Petróleo

El crudo Brent baja un 0,59%, hasta 77,95 dólares

El precio del barril de crudo Brent bajó hoy en Londres un 0,59%, hasta 77,95 dólares, en una jornada en la que se conoció el aumento de las reservas de petróleo en Estados Unidos.

El petróleo del mar del Norte, de referencia en Europa, para entrega en noviembre acabó la sesión en el Intercontinental Exchange Futures (ICE) de Londres a 77,95 dólares, 47 centavos de dólar menos que al término de la sesión anterior, cuando se situó en 78,42.

El precio máximo negociado hoy fue de 78,84 dólares por barril y el mínimo de 77,50.

El Departamento de Energía de EE UU informó hoy de que las reservas de petróleo aumentaron en un millón de barriles la semana pasada y quedaron en 358,3 millones de barriles.

Esta cifra supone que las reservas de crudo se encuentran por encima del promedio para esta época del año y son un 6,8% mayores que las de hace un año, una indicación de que el consumo no termina de reanimarse en el primer consumidor del mundo.

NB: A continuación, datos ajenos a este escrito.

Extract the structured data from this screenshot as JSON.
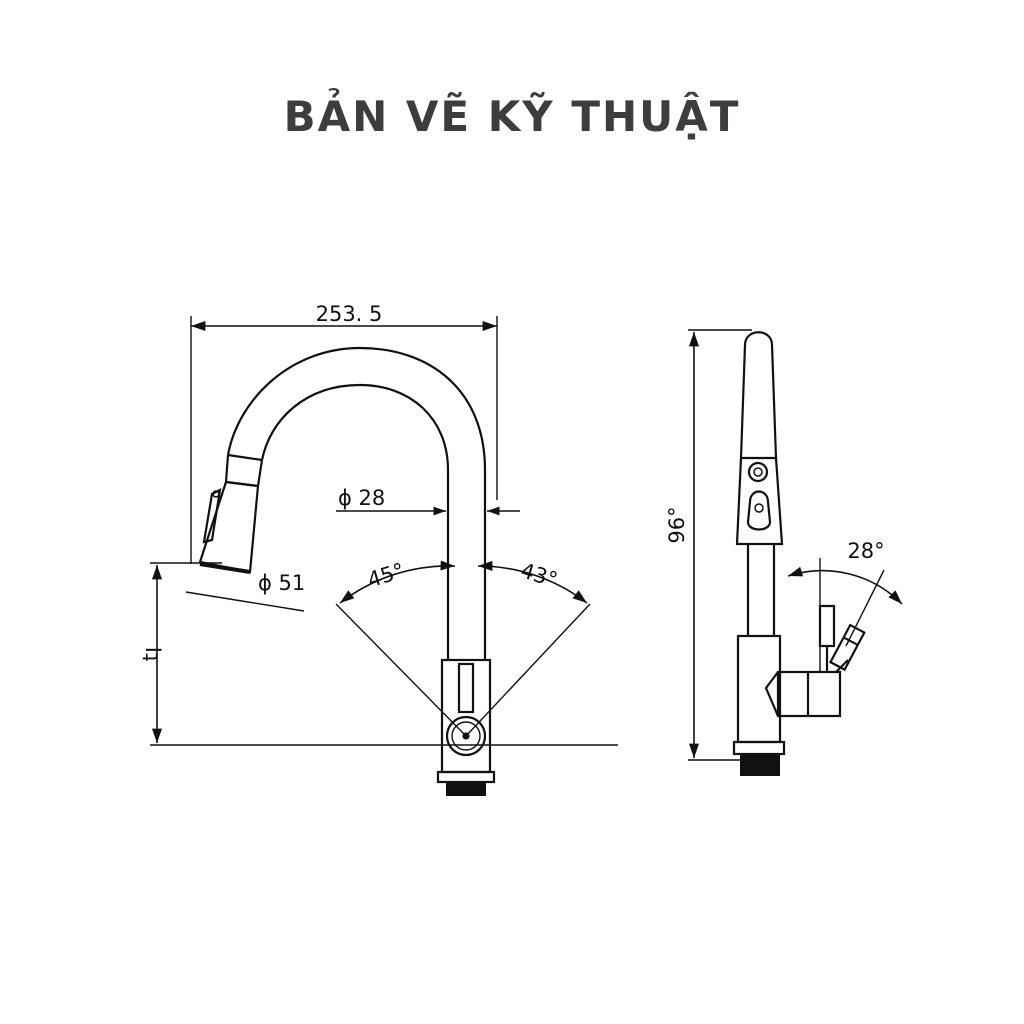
{
  "title": "BẢN VẼ KỸ THUẬT",
  "front_view": {
    "width_label": "253. 5",
    "tube_diameter_label": "ϕ 28",
    "head_diameter_label": "ϕ 51",
    "left_angle_label": "45°",
    "right_angle_label": "43°",
    "height_label": "Iʇ"
  },
  "side_view": {
    "height_label": "96°",
    "handle_angle_label": "28°"
  },
  "colors": {
    "title": "#3d3d3d",
    "line": "#111111"
  }
}
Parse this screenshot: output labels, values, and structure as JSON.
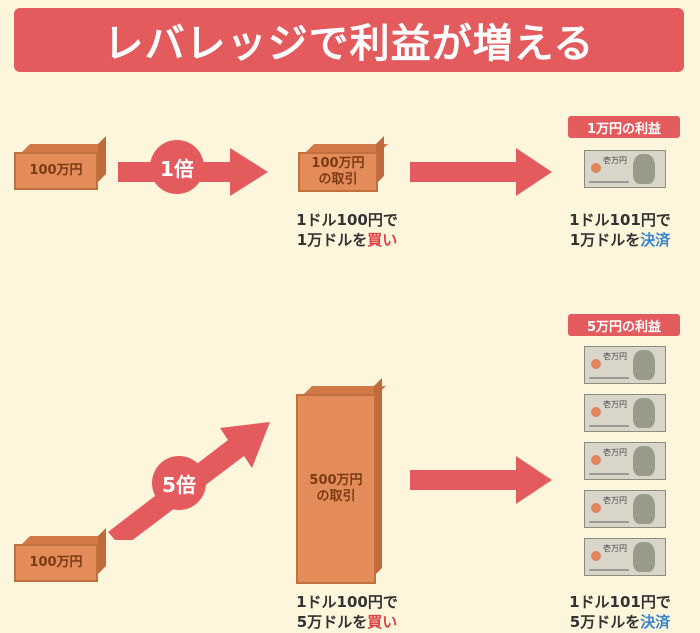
{
  "title": "レバレッジで利益が増える",
  "colors": {
    "accent": "#e45b5d",
    "box": "#e48c59",
    "buy": "#e04040",
    "settle": "#3a86c8",
    "background": "#fdf5dc"
  },
  "row1": {
    "start_box": "100万円",
    "multiplier": "1倍",
    "trade_box_line1": "100万円",
    "trade_box_line2": "の取引",
    "buy_caption_line1": "1ドル100円で",
    "buy_caption_line2_pre": "1万ドルを",
    "buy_caption_line2_em": "買い",
    "profit_badge": "1万円の利益",
    "settle_caption_line1": "1ドル101円で",
    "settle_caption_line2_pre": "1万ドルを",
    "settle_caption_line2_em": "決済",
    "banknote_count": 1
  },
  "row2": {
    "start_box": "100万円",
    "multiplier": "5倍",
    "trade_box_line1": "500万円",
    "trade_box_line2": "の取引",
    "buy_caption_line1": "1ドル100円で",
    "buy_caption_line2_pre": "5万ドルを",
    "buy_caption_line2_em": "買い",
    "profit_badge": "5万円の利益",
    "settle_caption_line1": "1ドル101円で",
    "settle_caption_line2_pre": "5万ドルを",
    "settle_caption_line2_em": "決済",
    "banknote_count": 5
  },
  "banknote_label": "壱万円"
}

El informe señaló, asimismo, que en la semana pasada las refinerías petroleras en Estados Unidos operaron al 87,8% de su capacidad, comparado con el 88,2% la semana anterior.

Estas cifras excluyen la Reserva Estratégica de Petróleo del Gobierno de Estados Unidos, que cuenta con 726,6 millones de barriles, el mismo volumen que en la semana anterior.

El total de existencias de crudo y productos refinados en Estados Unidos, incluida la Reserva Estratégica, alcanzó la pasada semana los 1.870,1 millones de barriles frente a los 1.867,2 millones de barriles de la semana anterior.

La cifra sucede al desánimo que produjo en el mercado el resultado de la reunión del martes de la Reserva Federal (Fed) estadounidense, que decidió mantener sin cambios los tipos de interés y expresó su preocupación ante una eventual deflación en la primera economía del mundo, un elemento más que añade dudas sobre la solidez de la recuperación económica global.

Además, el Comité de Mercado Abierto de la Fed destacó que está preparado para intervenir en los mercados si fuera necesario, previsiblemente con un nuevo programa de compra de deuda del Tesoro, para animar el incierto crecimiento económico.